Because five justices decided that asking a pedophile to spend one year in prison might be too harsh for a hypothetical offender. Not these offenders. Not the ones with troves of abuse files saved on hard drives. No… some imaginary guy who maybe clicked the wrong link.
This is what liberalism does to a justice system. It corrupts it beyond repair. It starts with empathy for criminals, and ends with judges protecting predators from consequences. Because in the upside-down world of progressive legal theory, the offender is always the victim. And the actual victims—the kids in those videos—are reduced to footnotes. Inconvenient collateral damage.
This decision—this revolting, disgraceful ruling—is not some fluke. It’s not an isolated misfire by a rogue court. It is the natural conclusion of a liberal worldview that refuses to see evil for what it is.
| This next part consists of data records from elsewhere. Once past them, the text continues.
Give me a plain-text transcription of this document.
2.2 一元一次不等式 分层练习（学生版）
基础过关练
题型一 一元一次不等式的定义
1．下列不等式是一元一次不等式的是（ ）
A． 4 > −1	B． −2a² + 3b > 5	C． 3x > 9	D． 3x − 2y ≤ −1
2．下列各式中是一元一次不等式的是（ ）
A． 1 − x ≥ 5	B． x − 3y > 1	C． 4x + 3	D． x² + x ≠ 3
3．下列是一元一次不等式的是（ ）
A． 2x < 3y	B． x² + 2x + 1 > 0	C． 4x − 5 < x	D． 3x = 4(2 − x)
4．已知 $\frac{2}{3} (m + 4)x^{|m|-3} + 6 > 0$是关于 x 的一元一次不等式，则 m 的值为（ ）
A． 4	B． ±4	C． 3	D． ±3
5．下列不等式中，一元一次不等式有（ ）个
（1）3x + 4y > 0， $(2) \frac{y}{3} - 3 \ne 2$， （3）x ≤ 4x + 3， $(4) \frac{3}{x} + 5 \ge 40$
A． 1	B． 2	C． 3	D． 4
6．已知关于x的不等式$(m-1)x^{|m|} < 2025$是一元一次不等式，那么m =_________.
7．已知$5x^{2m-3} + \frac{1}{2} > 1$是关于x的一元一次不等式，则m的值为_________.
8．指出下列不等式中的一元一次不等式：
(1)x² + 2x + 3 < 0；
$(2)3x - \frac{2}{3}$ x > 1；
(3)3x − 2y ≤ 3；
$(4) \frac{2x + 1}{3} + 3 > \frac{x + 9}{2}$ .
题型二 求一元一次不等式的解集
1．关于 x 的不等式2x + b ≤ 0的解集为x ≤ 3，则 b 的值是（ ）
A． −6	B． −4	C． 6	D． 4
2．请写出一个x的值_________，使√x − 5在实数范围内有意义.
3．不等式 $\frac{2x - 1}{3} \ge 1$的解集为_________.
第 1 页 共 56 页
A worldview that sees punishment as outdated, that sees moral judgment as offensive, and that sees child predators as victims of circumstance who just need counseling and compassion.
You want to know what happens when you erase right and wrong?
When your leaders worship “inclusivity” more than innocence?
When your courts protect predators more than children?
This happens.
Five judges decided that a man hoarding child rape videos should be treated with mercy.
Not the children in the videos—no. Not the parents whose lives were shattered.
Not the society that expects its institutions to defend the weak and punish the wicked.
No, mercy for the predator. ALWAYS FOR THE PREDATOR!!!
And now these men—Senneville and Naud—will be out walking the streets. Free men. Maybe shopping next to you at the grocery store. Maybe living near a school. Because Canada’s highest court decided that a year in prison was just too mean.
This isn’t policy failure. This is moral treason.
It’s going to take more than reform to fix this. It’s going to take an entirely new political order—one that puts children before criminals, justice before hypotheticals, and truth before ideology.
Until then, this isn’t a justice system.
It’s a disgrace.
And every decent person in Canada should be outraged.